Smart enough for Azure: Fünf Fragen an den Cloud Lead Schweiz von Microsoft

Microsoft baut Azure Datacenter in der Schweiz. Diese Schlagzeile erreichte uns vor etwas über einem Jahr, am 14. März 2018. Roberto Valentini, Partner und Geschäftsleiter bei SmartIT hat in einer Newsmeldung dazu Stellung genommen. Es wird von einem Launch im Kalenderjahr 2019 gesprochen, in dessen Mitte wir uns aktuell befinden – das Kribbeln steigt. In einem Treffen konnten wir dem Cloud Lead Schweiz von Microsoft, Primo Amrein, fünf Fragen dazu stellen.

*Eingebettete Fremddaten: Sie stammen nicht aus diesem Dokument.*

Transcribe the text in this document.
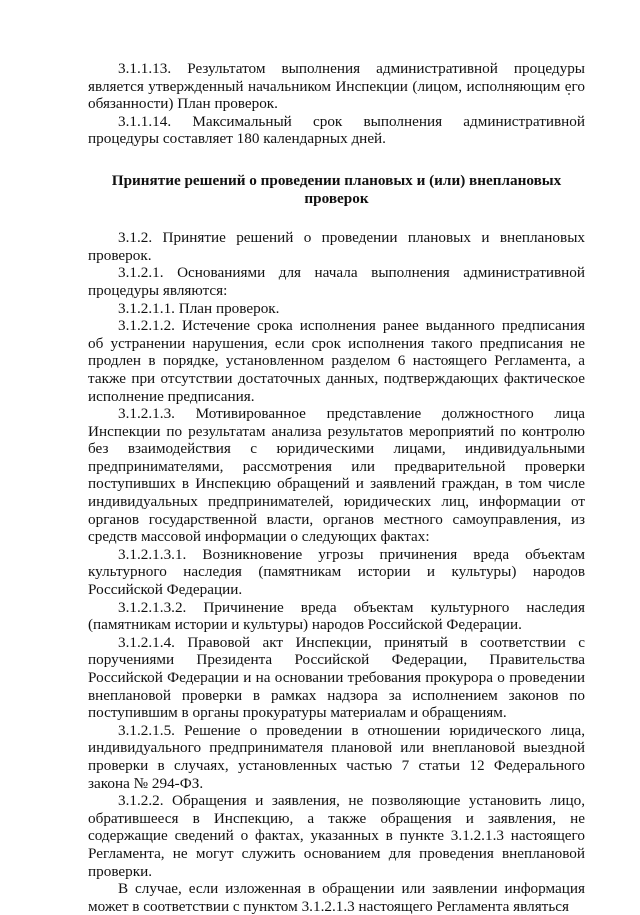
3.1.1.13. Результатом выполнения административной процедуры является утвержденный начальником Инспекции (лицом, исполняющим его обязанности) План проверок.

3.1.1.14. Максимальный срок выполнения административной процедуры составляет 180 календарных дней.

Принятие решений о проведении плановых и (или) внеплановых проверок

3.1.2. Принятие решений о проведении плановых и внеплановых проверок.

3.1.2.1. Основаниями для начала выполнения административной процедуры являются:

3.1.2.1.1. План проверок.

3.1.2.1.2. Истечение срока исполнения ранее выданного предписания об устранении нарушения, если срок исполнения такого предписания не продлен в порядке, установленном разделом 6 настоящего Регламента, а также при отсутствии достаточных данных, подтверждающих фактическое исполнение предписания.

3.1.2.1.3. Мотивированное представление должностного лица Инспекции по результатам анализа результатов мероприятий по контролю без взаимодействия с юридическими лицами, индивидуальными предпринимателями, рассмотрения или предварительной проверки поступивших в Инспекцию обращений и заявлений граждан, в том числе индивидуальных предпринимателей, юридических лиц, информации от органов государственной власти, органов местного самоуправления, из средств массовой информации о следующих фактах:

3.1.2.1.3.1. Возникновение угрозы причинения вреда объектам культурного наследия (памятникам истории и культуры) народов Российской Федерации.

3.1.2.1.3.2. Причинение вреда объектам культурного наследия (памятникам истории и культуры) народов Российской Федерации.

3.1.2.1.4. Правовой акт Инспекции, принятый в соответствии с поручениями Президента Российской Федерации, Правительства Российской Федерации и на основании требования прокурора о проведении внеплановой проверки в рамках надзора за исполнением законов по поступившим в органы прокуратуры материалам и обращениям.

3.1.2.1.5. Решение о проведении в отношении юридического лица, индивидуального предпринимателя плановой или внеплановой выездной проверки в случаях, установленных частью 7 статьи 12 Федерального закона № 294-ФЗ.

3.1.2.2. Обращения и заявления, не позволяющие установить лицо, обратившееся в Инспекцию, а также обращения и заявления, не содержащие сведений о фактах, указанных в пункте 3.1.2.1.3 настоящего Регламента, не могут служить основанием для проведения внеплановой проверки.

В случае, если изложенная в обращении или заявлении информация может в соответствии с пунктом 3.1.2.1.3 настоящего Регламента являться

Primo, vielen Dank erst einmal, dass Du Dir heute Zeit für uns nimmst. Microsoft spricht in der offiziellen Medienmitteilung von einem Launch der Microsoft Cloud Schweiz im Kalenderjahr 2019, nun haben wir Juli. Wann dürfen unsere Kunden und wir mit dem offiziellen Launch rechnen?
Nach wie vor können wir öffentlich keine genaueren Daten bekannt geben. Ich kann aber bestätigen, dass mit den ersten Services, hauptsächlich allgemeine Infrastructure as a Service IaaS, in den nächsten paar Monaten gerechnet werden darf. Die Office 365 Services (vorerst einmal Exchange Online, SharePoint Online und OneDrive for Business) sind ungefähr drei bis sechs Monate und erste Dynamics Services mit lokaler Datenhaltung sechs bis zwölf Monate nach dem offiziellen Launch verfügbar.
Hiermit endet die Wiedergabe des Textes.